Il romantico Waits di inizio carriera ricompare per magia in Kiss Me: lui, il piano, la chitarra ed il basso di Marcus Shelby e il fruscio dimenticato di un vecchio vinile in sottofondo, facendo affiorare il suo appassionato bacio a Rickie Lee Jones sul retro di copertina di Blue Valentine tra neon accesi e vecchie cadillac posteggiate ai bordi della strada: (…Baciami/ Voglio che tu mi baci ancora una volta come un estraneo/ Baciami come un estraneo ancora una volta/ voglio credere che il nostro amore è un mistero/ voglio credere che il nostro amore è un peccato/ Voglio che tu mi baci come un estraneo, ancora una volta…).

Tra l’urgenza urbana guidata dai fiati dell’iniziale Chicago e una Raised Right Men che sembra uscire da una spy-story, c’è la notturna atmosfera di Pay Me, con un violino e una fisarmonica che accompagnano, in modo leggero, l’arrivo del mattino e la voglia di fuga, che si fa ancora più prepotente in Face to the Highway(…il Diavolo vuole un peccatore /Il cielo vuole una uccello/Il tavolo vuole una cena/ Le Labbra vogliono una parola/Il bicchiere vuole il vino/Il pugno vuole colpire/L’orologio vuole il tempo/ E la pala vuole lavorare…).
Prima di arrivare alla fine, piazza ancora il rumoroso blues di Hell Broke Luce, che gioca con l’hip hop e con i suoi bizzarri personaggi come già fatto nel precedente e poco capito Real Gone(2004) ma solo come un vecchio prestigiatore potrebbe fare.
Fino ad arrivare alla stupenda e narrativa chiusura di New Year’s Eve con la chitarra di David Hidalgo(massiccia la sua presenza su tutto il disco) che conduce le danze di un lento, caloroso e alcolizzato walzer, che abbraccia, avvolge e coccola, invogliando a ripetere l’ascolto ripartendo dal principio (…Tutto il rumore era inquietante/ …e io non riuscivo a trovare Irving/ E ‘stato come essere in due posti nello stesso momento/ E poi ho nascosto le chiavi della tua macchina / Ho preparato un caffè nero e ho buttato giù il resto del rum…).
Per chi ne ha voglia, sull’edizione Deluxe del disco, la magia prosegue con altre tre canzoni: She Stole the Blush, Tell Me, After You Die.

Waits continua il suo discorso di decostruzione della forma canzone iniziata negli anni ottanta con l’aiuto della moglie Kathleen Brennan(coautrice dei testi).
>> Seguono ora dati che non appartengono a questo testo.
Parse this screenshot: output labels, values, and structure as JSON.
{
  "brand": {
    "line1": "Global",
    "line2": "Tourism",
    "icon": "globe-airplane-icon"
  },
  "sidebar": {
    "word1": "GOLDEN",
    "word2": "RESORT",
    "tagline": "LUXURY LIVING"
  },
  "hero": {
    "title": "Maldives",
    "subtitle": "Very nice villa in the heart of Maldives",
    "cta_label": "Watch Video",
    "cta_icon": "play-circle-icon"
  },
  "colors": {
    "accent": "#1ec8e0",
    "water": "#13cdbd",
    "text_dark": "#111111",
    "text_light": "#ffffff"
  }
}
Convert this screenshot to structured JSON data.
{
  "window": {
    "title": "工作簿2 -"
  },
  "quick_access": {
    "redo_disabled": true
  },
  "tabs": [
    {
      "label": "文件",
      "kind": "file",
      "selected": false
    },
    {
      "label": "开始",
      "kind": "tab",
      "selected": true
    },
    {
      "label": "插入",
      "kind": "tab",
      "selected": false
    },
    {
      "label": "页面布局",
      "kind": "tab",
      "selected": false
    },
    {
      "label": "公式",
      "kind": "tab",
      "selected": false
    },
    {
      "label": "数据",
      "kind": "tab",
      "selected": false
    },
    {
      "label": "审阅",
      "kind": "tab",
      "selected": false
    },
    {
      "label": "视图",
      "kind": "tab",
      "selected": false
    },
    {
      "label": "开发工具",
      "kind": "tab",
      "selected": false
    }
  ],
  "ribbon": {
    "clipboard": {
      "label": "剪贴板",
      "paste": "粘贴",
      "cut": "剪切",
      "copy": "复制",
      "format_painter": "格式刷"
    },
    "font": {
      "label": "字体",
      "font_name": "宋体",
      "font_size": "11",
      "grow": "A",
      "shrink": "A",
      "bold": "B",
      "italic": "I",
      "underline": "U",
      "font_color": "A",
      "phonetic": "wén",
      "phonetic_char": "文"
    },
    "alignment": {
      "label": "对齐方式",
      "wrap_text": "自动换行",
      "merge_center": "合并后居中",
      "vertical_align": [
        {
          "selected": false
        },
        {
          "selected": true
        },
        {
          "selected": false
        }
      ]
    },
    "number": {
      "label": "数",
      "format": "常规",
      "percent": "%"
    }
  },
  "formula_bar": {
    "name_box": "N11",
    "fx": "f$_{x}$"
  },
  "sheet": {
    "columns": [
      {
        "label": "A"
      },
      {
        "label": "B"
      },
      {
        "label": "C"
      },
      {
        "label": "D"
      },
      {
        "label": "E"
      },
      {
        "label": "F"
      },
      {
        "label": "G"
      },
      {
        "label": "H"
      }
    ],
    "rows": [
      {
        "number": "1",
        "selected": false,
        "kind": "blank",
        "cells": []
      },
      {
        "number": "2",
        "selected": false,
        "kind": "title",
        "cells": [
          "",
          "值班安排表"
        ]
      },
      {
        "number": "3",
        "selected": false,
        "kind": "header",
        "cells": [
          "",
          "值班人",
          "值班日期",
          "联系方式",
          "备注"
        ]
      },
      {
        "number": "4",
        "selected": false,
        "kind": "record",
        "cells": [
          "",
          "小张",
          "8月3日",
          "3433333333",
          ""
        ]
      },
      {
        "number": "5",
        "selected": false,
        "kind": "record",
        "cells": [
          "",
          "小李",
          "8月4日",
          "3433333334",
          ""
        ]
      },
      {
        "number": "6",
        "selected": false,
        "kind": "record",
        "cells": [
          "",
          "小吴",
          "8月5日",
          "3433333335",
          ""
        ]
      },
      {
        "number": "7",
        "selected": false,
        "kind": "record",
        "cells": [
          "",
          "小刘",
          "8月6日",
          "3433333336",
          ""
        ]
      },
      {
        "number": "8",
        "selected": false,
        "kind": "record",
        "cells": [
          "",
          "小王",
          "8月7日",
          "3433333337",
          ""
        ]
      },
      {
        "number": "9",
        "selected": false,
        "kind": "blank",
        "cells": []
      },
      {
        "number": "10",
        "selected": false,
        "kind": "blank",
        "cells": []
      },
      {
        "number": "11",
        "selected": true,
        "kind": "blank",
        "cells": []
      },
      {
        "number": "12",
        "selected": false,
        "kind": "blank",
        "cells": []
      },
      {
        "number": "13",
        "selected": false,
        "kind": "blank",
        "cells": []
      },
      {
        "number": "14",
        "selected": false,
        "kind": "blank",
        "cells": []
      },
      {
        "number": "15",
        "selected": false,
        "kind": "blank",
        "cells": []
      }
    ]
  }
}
Non sarà più sorprendente come una volta, ma la sua personale miscela musicale: bizzarra, visionaria e frenetica che allo stesso tempo sa essere poetica, romantica e malinconica continua a conquistare adesso come quarant’anni fa. Polvere e brillantina. Antiche foto e quotidianità unite. Magia ineguagliabile di questo autunno alle porte.